Jamur parasit Cordyceps menginfeksi dan mengambil alih otak serangga, seperti yang terjadi pada manusia di The Last Of Us.
“Ada sekitar 600 spesies,” kata Dr Mark Ramsdale, profesor mikrobiologi molekuler di MRC Center for Medical Mycology.
“Mereka kebanyakan adalah serangga patogen.”
“Seranggalah yang memanipulasi dan mengubah perilaku mereka.” Wabah Cordyceps yang masif mengubah manusia menjadi zombie di The Last Of Us. (HBO/Warner Media/Liana Hentcher)
Jamur Cordyceps, yang hidup di hutan tropis, memasuki tubuh serangga melalui spora, yang dilepaskan sehingga jamur dapat berkembang biak dan mempertahankan diri.

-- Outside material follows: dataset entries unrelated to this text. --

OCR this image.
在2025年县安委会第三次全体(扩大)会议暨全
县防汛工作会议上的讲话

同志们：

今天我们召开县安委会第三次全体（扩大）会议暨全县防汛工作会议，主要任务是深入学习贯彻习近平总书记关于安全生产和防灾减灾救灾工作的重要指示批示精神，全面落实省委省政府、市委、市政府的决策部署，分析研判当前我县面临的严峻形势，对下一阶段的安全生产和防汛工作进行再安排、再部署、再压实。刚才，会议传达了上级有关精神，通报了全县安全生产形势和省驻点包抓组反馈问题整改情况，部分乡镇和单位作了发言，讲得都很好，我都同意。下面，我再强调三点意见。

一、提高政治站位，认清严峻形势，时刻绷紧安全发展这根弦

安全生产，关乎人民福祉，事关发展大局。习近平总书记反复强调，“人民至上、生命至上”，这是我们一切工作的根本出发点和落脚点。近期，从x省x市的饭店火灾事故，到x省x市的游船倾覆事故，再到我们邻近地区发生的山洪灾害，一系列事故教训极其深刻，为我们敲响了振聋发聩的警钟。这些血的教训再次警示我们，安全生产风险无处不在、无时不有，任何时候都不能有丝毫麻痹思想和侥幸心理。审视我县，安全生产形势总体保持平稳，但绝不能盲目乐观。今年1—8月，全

Jamur kemudian memandu inangnya ke lokasi yang lebih basah untuk membantunya tumbuh sebelum memakan sisa-sisanya dan melepaskan spora baru dari mayat tersebut.
Berbicara tentang manusia, Cordyceps memang digunakan dalam penyembuhan dan terapi, terutama pada obat-obatan herbal Cina.
“Ada sejarah panjang hubungan antara manusia dan kelompok ini,” kata Dr Ramsdale kepada Sky News.
“Tidak ada bukti bahwa mereka menyebabkan penyakit pada manusia.”
“Namun, dalam hubungannya dengan serangga, mereka memanipulasi inangnya – dan beberapa jamur telah mengembangkan kemampuan ini seiring berjalannya waktu.” Seekor lalat yang terinfeksi jamur Cordyceps. (Alejandro Santillana/Universitas Texas)
Bisakah segala sesuatunya berubah karena iklim?
Terdapat sekitar 150.000 spesies jamur yang teridentifikasi di dunia, jauh lebih sedikit dari jutaan spesies yang diyakini ada.
Hanya sedikit yang mampu mengatasi suhu 37°C dan tekanan lain yang dialami tubuh manusia.
Namun sebagian mungkin bertahan, dan lebih banyak lagi yang mungkin bertahan, entah belum ditemukan atau beradaptasi dengan kehidupan di planet yang memanas.
Jadi pandemi di serial The Last of Us mungkin jauh dari faktual, tapi bukan berarti sepenuhnya tidak berdasar.